Discussant: Daron Acemoglu (MIT) 

Bio of discussant:
Daron Acemoglu an Institute Professor at MIT and an elected fellow of the National Academy of Sciences, American Philosophical Society, the British Academy of Sciences, the Turkish Academy of Sciences, the American Academy of Arts and Sciences, the Econometric Society, the European Economic Association, and the Society of Labor Economists. He is also a member of the Group of Thirty. His academic work covers a wide range of areas, including political economy, economic development, economic growth, technological change, inequality, labor economics and economics of networks.

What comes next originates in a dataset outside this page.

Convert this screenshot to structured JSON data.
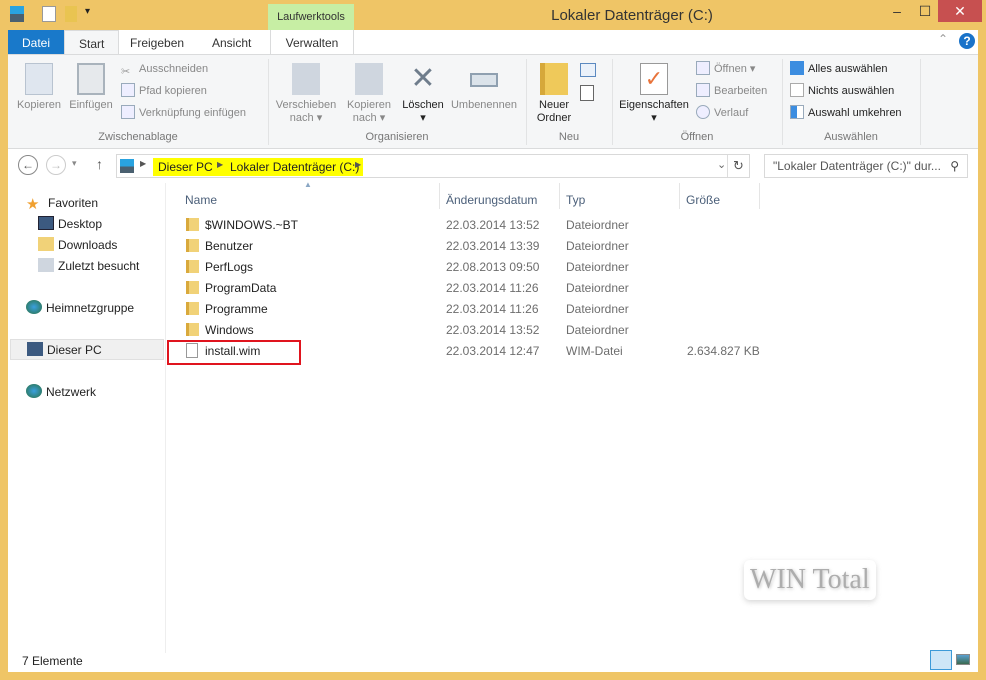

Daron Acemoglu has received the inaugural T. W. Shultz Prize from the University of Chicago in 2004, and the inaugural Sherwin Rosen Award for outstanding contribution to labor economics in 2004, Distinguished Science Award from the Turkish Sciences Association in 2006, the John von Neumann Award, Rajk College, Budapest in 2007, the Carnegie Fellowship in 2017, the Jean-Jacques Laffont Prize in 2018, the Global Economy Prize in 2019, and the CME Mathematical and Statistical Research Institute prize in 2021. He was awarded the John Bates Clark Medal in 2005, the Erwin Plein Nemmers Prize in 2012, and the 2016 BBVA Frontiers of Knowledge Award. He holds Honorary Doctorates from the University of Utrecht, the Bosporus University, University of Athens, Bilkent University, the University of Bath, Ecole Normale Superieure, Saclay Paris, and the London Business School. He is the author of five books, including New York Times bestseller Why Nations Fail: Power, Prosperity, and Poverty (joint with James A. Robinson), Introduction to Modern Economic Growth, and The Narrow Corridor: States, Societies, and the Fate of Liberty (with James A. Robinson). His new book, Power and Progress: Our Thousand-Year Struggle Over Technology and Prosperity (joint with Simon Johnson), will be published May 2023.